In the first quarter of the year, imports declined 42 percent compared to the same period 2014, and most observers expect that the coal import will stabilize at the current level. Herman Billung agrees with this analysis, though he is more optimistic about the demand for ore from international suppliers. He warns against underestimating the Chinese ability to act in the market.
"I don't believe in a collapse of the Chinese economy. You don't need the same kind of growth in China as before, as the demographic scenario is changing. I think the growth might decline toward six and later five percent. Now we'll see a new five-year plan in 2016, where they will evaluate how to distribute the pressure. It'll be interesting to see which projects China presents," he says, pointing to, among other things, the large-scale Silkroad project aimed at creating closer ties between Asia and via major investments in infrastructure projects.
"With China you never know. There are more China experts in the world than there are Chinese. So one should take care not to make cocksure statements about China."
The dry bulk crisis has also made ship values tumble down. A recent analysis from Fearnley showed that prices have declined by 50 percent in the past six months. But the bottom has been reached now, says Billung.
"The fleet value reacts very quickly to the spot market. It's incredible. It only takes a few days with a better market before more buyers emerge. I believe that we've seen the bottom in terms of ship asset values," he says, adding:
"In a way, I don't want the market to improve too much. I think it's healthy in terms of the entire fleet structure if this lasts a little while longer, as it will bring even more scrapping."
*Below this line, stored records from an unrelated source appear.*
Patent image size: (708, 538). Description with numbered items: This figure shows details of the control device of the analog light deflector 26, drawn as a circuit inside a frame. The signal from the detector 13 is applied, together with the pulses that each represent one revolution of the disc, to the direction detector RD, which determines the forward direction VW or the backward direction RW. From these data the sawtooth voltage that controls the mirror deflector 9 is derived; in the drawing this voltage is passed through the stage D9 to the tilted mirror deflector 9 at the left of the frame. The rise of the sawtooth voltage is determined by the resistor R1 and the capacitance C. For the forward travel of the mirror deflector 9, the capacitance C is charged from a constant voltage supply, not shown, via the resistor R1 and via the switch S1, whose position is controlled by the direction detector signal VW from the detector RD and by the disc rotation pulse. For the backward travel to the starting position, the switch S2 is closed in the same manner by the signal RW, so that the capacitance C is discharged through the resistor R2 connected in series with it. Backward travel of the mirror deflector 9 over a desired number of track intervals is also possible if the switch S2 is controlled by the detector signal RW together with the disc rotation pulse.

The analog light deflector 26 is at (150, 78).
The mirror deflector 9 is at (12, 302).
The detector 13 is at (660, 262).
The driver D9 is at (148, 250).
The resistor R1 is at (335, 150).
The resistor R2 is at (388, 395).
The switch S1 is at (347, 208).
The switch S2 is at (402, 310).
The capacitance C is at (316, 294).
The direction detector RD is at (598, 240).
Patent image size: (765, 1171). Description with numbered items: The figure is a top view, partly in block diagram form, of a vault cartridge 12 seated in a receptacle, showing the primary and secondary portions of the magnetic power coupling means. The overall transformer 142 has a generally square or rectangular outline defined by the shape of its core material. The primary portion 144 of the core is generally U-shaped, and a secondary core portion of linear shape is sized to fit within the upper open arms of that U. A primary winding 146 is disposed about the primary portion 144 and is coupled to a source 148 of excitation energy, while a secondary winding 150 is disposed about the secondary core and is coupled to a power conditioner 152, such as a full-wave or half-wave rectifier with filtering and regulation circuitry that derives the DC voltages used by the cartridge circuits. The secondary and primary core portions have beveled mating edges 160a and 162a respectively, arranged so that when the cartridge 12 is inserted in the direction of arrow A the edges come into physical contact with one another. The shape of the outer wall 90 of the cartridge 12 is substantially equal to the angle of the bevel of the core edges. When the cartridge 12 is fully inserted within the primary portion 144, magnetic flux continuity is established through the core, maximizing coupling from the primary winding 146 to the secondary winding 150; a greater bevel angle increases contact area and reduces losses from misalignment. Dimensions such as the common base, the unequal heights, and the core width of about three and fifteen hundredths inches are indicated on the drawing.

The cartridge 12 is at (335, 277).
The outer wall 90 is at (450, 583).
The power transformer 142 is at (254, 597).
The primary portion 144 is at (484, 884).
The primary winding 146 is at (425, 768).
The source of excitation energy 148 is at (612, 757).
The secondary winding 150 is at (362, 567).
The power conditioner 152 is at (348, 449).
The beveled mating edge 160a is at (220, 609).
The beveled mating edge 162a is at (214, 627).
Golden Ocean Group got a taste of the declining ship prices in the first quarter of the year, where the company lost USD 75.3 million. This loss was attributed to factors including a USD 141 million impairment on five Capesize newbuildings that were sold to and leased back from similarly Fredriksen-controlled Ship Finance. This impairment corresponded to the difference between the ships' book asset value and the price the ships were sold for.
In July, Franklin Enterprises, which is indirectly controlled by funds established by John Fredriksen, acquired bonds for USD 6.2 million, according to Tradewinds.